The damage metric is calculated as:
damage = property damage*magnitude + crop damage*magnitude
A special function is created to facilitate this calculation by handling any NA values which are present in the data. The data is summarized by event type and damage, then sorted and the top 10 rows retained, while discarding the rest.
## subset to the columns of interest
dmg_df <- df[,c("EVTYPE","PROPDMG","PROPDMGEXP","CROPDMG","CROPDMGEXP")]
## replace the alphabetical exponent characters with values
## H=100,K=1000,M=1000000,B=1000000000
dmg_df$PROPDMGEXP <- revalue(dmg_df$PROPDMGEXP, c("B"="1000000000", "M"="1000000", "m"="1000000", "K"="1000","h"="100","H"="100"))
dmg_df$CROPDMGEXP <- revalue(dmg_df$CROPDMGEXP, c("B"="1000000000", "M"="1000000", "m"="1000000", "K"="1000","k"="1000"))
# convert factors to character, so the filter function can be used
dmg_df$PROPDMGEXP <- as.character(dmg_df$PROPDMGEXP)
dmg_df$CROPDMGEXP <- as.character(dmg_df$CROPDMGEXP)
## remove the rows which have invalid exponents
valid <- c("", "0", "100", "1000", "1000000", "1000000000")
dmg_df <- filter(dmg_df, PROPDMGEXP %in% valid)

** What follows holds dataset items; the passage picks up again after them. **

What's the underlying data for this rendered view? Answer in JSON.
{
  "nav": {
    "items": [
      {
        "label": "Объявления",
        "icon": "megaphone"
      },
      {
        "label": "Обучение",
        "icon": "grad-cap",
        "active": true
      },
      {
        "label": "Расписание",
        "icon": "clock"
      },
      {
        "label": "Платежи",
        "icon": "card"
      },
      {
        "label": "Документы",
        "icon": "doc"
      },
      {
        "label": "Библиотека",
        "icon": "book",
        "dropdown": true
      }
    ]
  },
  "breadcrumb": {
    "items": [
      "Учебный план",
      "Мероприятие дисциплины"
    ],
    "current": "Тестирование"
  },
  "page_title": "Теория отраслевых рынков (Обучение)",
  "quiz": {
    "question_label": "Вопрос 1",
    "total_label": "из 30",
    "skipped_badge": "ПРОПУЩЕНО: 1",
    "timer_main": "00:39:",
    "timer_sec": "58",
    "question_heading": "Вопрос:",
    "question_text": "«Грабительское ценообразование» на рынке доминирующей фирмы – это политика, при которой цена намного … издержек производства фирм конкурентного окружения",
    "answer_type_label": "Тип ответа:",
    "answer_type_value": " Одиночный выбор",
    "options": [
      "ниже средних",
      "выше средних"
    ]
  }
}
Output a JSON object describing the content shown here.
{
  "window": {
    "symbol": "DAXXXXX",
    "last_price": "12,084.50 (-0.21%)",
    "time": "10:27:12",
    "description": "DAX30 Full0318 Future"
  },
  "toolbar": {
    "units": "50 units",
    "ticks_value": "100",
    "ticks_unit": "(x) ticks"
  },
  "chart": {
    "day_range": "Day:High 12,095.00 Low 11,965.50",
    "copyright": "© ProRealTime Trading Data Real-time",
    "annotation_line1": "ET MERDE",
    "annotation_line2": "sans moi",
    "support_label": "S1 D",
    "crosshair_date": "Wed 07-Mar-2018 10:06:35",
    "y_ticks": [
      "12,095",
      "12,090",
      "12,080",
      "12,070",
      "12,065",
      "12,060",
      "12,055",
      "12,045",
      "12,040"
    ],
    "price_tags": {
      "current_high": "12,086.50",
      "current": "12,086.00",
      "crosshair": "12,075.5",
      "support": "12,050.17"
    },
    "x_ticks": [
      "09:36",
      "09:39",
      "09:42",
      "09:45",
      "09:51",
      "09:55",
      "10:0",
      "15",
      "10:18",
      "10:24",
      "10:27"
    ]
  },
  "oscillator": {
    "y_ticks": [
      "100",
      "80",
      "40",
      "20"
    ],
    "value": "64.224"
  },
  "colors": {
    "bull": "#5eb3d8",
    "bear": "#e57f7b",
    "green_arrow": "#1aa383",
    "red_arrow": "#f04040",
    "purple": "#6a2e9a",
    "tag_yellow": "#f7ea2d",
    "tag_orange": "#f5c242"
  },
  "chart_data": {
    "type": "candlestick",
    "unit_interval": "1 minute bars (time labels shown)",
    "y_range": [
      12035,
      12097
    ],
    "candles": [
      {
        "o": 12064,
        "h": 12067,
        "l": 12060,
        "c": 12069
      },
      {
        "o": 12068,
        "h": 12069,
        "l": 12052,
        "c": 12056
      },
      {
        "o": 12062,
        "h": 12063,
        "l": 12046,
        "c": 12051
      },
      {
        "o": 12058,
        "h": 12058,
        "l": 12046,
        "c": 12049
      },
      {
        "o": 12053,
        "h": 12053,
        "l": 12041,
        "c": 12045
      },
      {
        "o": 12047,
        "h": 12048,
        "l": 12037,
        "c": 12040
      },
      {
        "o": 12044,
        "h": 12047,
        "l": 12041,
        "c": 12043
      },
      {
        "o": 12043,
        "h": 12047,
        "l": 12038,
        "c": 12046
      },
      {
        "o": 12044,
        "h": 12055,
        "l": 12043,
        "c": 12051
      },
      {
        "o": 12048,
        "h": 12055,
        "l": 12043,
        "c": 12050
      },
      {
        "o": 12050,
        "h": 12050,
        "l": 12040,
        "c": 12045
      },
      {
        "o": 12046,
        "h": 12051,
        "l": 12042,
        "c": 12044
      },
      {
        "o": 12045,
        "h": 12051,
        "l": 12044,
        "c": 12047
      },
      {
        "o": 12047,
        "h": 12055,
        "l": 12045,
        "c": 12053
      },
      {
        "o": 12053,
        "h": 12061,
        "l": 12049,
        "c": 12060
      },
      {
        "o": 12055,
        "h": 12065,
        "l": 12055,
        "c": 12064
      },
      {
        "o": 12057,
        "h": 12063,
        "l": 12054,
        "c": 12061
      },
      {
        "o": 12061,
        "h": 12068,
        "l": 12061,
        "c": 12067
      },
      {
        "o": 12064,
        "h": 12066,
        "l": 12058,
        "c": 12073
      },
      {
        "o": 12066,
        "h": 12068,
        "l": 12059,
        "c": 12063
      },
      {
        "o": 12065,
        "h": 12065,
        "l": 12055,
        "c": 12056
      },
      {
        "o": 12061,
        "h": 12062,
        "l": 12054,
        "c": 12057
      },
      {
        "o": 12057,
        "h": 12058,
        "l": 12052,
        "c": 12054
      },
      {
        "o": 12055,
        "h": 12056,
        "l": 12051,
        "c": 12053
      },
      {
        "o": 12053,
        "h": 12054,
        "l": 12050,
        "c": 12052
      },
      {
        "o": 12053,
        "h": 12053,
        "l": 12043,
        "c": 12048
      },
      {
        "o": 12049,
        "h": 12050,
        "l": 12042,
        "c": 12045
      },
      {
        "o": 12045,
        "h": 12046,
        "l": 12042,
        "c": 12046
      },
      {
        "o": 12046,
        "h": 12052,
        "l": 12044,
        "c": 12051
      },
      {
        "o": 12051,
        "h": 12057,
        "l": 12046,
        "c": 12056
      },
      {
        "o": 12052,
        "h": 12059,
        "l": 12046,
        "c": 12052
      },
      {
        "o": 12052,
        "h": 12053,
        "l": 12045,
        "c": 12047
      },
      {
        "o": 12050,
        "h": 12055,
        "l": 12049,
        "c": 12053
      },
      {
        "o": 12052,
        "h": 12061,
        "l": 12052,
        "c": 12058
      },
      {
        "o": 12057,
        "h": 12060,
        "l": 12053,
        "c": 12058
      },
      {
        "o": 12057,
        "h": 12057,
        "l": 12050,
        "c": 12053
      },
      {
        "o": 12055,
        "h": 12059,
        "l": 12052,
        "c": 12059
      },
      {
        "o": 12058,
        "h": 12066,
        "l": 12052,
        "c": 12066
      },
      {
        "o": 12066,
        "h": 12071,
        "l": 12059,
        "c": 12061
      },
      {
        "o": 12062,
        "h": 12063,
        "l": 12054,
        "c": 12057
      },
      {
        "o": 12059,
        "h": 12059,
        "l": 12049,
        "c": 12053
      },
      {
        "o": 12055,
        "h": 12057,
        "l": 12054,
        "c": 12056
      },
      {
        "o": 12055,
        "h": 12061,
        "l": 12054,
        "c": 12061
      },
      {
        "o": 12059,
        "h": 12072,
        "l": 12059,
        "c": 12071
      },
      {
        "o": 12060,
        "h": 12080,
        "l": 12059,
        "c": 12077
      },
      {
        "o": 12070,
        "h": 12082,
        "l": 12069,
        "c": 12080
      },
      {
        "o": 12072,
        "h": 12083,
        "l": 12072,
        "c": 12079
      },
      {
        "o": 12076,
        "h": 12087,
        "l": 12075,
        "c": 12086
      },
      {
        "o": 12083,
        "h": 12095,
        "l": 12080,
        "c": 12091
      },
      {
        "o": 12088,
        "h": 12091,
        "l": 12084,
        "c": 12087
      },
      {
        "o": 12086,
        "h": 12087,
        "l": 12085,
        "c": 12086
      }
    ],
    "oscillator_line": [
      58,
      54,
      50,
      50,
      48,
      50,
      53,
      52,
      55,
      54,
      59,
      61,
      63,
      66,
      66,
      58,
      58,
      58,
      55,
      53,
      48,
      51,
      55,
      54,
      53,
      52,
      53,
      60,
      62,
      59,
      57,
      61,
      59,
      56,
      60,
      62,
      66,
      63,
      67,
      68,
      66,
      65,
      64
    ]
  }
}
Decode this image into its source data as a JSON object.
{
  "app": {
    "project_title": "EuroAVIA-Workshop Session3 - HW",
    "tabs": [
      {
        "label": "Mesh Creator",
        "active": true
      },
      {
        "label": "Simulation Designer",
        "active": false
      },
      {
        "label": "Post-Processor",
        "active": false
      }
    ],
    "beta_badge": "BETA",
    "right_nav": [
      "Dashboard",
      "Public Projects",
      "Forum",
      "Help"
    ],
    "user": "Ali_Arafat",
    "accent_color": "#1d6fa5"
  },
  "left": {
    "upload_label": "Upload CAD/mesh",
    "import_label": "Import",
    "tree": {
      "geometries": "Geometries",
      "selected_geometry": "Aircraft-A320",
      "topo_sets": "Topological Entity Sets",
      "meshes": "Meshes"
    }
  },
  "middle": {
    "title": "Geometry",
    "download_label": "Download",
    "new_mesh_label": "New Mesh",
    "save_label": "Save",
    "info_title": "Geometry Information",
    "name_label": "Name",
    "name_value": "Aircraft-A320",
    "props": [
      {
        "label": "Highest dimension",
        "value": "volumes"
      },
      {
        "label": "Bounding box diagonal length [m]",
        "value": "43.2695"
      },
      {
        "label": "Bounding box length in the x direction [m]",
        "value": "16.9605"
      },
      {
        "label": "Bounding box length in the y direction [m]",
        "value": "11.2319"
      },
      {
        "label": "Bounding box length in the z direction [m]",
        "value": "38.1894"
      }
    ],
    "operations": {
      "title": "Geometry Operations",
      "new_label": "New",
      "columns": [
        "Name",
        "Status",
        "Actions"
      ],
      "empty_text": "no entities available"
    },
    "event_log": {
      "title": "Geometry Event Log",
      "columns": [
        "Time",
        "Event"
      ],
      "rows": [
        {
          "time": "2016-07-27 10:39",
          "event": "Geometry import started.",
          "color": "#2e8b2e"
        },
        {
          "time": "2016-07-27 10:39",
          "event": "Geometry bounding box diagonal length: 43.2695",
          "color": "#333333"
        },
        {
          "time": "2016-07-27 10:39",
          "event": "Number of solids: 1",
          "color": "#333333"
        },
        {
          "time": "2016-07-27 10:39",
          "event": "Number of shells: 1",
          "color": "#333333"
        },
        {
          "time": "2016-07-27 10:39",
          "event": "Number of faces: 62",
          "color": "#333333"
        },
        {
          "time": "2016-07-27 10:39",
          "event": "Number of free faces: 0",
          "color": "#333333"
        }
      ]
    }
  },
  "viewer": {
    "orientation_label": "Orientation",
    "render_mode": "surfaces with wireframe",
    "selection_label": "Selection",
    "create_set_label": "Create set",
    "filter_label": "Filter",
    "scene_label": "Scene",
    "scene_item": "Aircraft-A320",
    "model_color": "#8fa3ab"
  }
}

dmg_df <- filter(dmg_df, CROPDMGEXP %in% valid)
# convert to numeric so these can be used in damage_metric calculation
dmg_df$PROPDMGEXP <- as.numeric(dmg_df$PROPDMGEXP)
dmg_df$CROPDMGEXP <- as.numeric(dmg_df$CROPDMGEXP)
## compute the damage metric
damage_metric <- function(v1, v2, v3, v4){v1[is.na(v1)] <- 0; v2[is.na(v2)] <- 1; v3[is.na(v3)] <- 0; v4[is.na(v4)] <- 1; return(v1*v2 + v3*v4)}
dmg_df <- within(dmg_df, damage <- damage_metric(PROPDMG,PROPDMGEXP,CROPDMG,CROPDMGEXP))
## summarize
sdmg_df <- ddply(dmg_df, c("EVTYPE"), summarize,
damage_sum = sum(damage))
## sort by impact
sdmg_df <- sdmg_df[order(-sdmg_df$damage_sum),]
## take the first 10 rows
sdmg_df_top10 <- sdmg_df[1:10,]
The following chart shows the top 10 events for impact on population health. Tornados cause by far the most impact, followed by Excessive Heat, and Lightning as the top 3 causes.
## plot the population health impact chart
ggplot(sdf_top10, aes(reorder(EVTYPE, -impact), impact)) + geom_bar(stat = "identity") + theme(axis.text.x=element_text(angle=90, hjust=1)) + ggtitle("Top 10 Events for Impact on Population Health") + labs(x="Event Type", y="Impact")
The following chart shows the top 10 events for economic impact. Floods are the number one cause, followed by Hurricanes/Typhoons, then Tornadoes for the top 3.
## plot the economic impact result
ggplot(sdmg_df_top10, aes(reorder(EVTYPE, -damage_sum), damage_sum)) + geom_bar(stat = "identity") + theme(axis.text.x=element_text(angle=90, hjust=1)) + ggtitle("Top 10 Events for Economic Impact") + labs(x="Event Type", y="Impact")
The analysis shows tornados are the most harmful to population health, while floods cause the greatest economic damage.